Joining his efforts, Willow begins a journey that reveals private disclosures and stirs up volatile emotions in a town with a nearby megachurch run by a smarmy con man who incites fear in his congregation. In an atmosphere of historic and modern-day racial strife, a shocking tragedy forces Willow and her extended family to rely on the saving grace of love to move forward.
With enlightening detail, Dzikowski introduces vivid characters from the past and present. From the Trudeau and Ziemny family members to town physicians, funeral directors, a waitress with an eye for Leon, and a smart detective with whom Willow had a prior relationship, each is an integral part of the larger puzzle.
To jump between time periods, Dzikowski skillfully uses a packet of letters that Willow uncovers of earlier correspondence between her grandmother, Lily, and Lily's sister, Clarry. Readers learn of the controlling husband who sent Lily to a sanitarium, how Lily’s feelings of self-worth seemed limited to her beauty, and the high price to be paid for a forbidden, clandestine relationship.

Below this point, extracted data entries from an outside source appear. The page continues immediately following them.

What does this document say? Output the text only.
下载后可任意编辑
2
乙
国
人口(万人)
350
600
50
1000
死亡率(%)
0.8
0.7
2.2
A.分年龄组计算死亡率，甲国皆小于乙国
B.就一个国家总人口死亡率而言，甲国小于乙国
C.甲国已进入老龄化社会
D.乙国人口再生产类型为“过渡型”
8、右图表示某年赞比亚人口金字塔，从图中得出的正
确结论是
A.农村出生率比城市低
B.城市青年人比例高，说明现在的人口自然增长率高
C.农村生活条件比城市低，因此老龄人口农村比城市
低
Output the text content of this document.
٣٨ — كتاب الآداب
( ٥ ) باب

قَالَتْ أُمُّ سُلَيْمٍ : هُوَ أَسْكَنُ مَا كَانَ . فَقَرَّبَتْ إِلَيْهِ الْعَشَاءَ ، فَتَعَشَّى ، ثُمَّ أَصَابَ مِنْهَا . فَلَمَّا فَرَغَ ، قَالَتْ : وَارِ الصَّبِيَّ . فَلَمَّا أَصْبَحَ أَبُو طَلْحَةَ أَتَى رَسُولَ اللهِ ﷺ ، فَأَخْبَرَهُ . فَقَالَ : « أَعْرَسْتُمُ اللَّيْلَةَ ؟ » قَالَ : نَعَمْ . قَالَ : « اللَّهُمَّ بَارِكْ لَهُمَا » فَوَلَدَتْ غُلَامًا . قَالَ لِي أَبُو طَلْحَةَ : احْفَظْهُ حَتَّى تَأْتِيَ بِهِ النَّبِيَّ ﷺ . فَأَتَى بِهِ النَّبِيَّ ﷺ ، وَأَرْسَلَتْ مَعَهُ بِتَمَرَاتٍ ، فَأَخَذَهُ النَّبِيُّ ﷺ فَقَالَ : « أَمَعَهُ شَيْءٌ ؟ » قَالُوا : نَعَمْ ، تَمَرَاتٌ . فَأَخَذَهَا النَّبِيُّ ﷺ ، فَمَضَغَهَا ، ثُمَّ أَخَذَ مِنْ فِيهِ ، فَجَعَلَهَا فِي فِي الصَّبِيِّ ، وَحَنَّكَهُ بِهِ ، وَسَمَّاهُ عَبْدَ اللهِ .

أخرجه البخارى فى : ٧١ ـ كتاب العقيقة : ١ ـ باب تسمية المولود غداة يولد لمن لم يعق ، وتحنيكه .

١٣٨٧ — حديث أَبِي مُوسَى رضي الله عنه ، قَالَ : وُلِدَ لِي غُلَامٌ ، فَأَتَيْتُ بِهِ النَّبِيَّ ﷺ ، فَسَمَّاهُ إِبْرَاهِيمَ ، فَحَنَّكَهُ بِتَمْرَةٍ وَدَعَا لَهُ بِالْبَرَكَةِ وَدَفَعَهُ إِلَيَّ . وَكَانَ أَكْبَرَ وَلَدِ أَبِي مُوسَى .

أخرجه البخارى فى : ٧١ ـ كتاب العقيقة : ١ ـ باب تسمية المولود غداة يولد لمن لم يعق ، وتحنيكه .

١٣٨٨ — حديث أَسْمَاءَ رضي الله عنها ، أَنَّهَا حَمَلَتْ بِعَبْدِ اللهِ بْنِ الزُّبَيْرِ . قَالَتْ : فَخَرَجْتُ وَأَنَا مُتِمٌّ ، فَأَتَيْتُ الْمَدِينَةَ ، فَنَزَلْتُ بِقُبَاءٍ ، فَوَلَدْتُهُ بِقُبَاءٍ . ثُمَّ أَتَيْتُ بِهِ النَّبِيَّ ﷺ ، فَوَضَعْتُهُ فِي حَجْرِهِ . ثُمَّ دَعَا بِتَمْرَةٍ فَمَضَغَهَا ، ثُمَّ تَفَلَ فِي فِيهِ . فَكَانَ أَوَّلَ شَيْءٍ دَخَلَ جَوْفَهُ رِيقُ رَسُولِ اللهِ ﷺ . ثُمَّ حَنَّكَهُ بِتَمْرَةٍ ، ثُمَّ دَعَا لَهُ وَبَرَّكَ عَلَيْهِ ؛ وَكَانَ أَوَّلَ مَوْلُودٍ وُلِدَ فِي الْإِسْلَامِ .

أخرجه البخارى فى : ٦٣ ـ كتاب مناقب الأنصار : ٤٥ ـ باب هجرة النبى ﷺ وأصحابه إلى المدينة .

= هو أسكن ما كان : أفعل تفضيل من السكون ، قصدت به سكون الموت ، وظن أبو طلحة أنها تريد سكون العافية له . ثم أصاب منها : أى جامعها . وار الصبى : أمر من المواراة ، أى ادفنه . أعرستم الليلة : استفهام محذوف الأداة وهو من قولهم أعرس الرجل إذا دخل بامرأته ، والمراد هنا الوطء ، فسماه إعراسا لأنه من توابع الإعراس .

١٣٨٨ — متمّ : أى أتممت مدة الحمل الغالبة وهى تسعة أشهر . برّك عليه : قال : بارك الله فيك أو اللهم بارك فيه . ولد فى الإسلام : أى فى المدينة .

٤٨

Well-crafted and rich in character, this emotional storyline weaves history, mystery, and tragedy to reveal a final portrait of strong family bonds and universal love. For those drawn to family sagas, the entire Moon trilogy will prove an enjoyable experience.
In the final book of Dzikowski’s Moon Trilogy, a 44-year-old artist leaves New York City to visit a town that shares her name, where a stranger is looking for her.
Ohioan Leon Ziemny knows “things could flip on a nickel,” and in this series entry, things certainly do: Leon’s childhood home back in Langston, Indiana, is on a list of buildings to be demolished. His middle-aged daughter, Willow, unexpectedly shows up in his current hometown of Weeping Willow, Ohio, just after someone else wanders into town asking about her. Leon’s first wife, Noël Trudeau, died giving birth to Willow in this quiet town, which was known as just Willow back then. Tragedy haunts several families there, including the Ziemnys and Trudeaus as well as the Ketchfields, so it’s no wonder that the town was renamed after the weeping willow trees that Leon planted after Noël’s death. Noël’s parents, Jack and Lily Trudeau, had moved to Willow in 1953, not long after the horrific death of Black preacher Raymond Roberts in their former Louisiana town. Over the years, the families experience a stillbirth, a premature death, suicides, and—in 2020—further tragedy after the unexpected appearance of the preacher’s elderly younger brother Booker, who’s trying to solve his own family’s mysteries. Time works differently in small towns, and in the best novels about such places, the prose does, as well: “This is a messy world. We live in an in-between place,” the preacher tells Lily in 1953, as read by Willow in 2020, and all time seems to exist at once. Letters found in secret compartments, medical records stashed in basements, and a buried Bible effectively bring the past’s mysteries to life and complicate the present. Somehow, Dzikowski keeps the narrative moving with the unhurried consistency of a sidewalk stroll to the corner store—one in which, as Lily writes in a letter, “even the cracks on the sidewalk seem to sing.”
Love and familial empathy shine through in this quiet, powerful novel.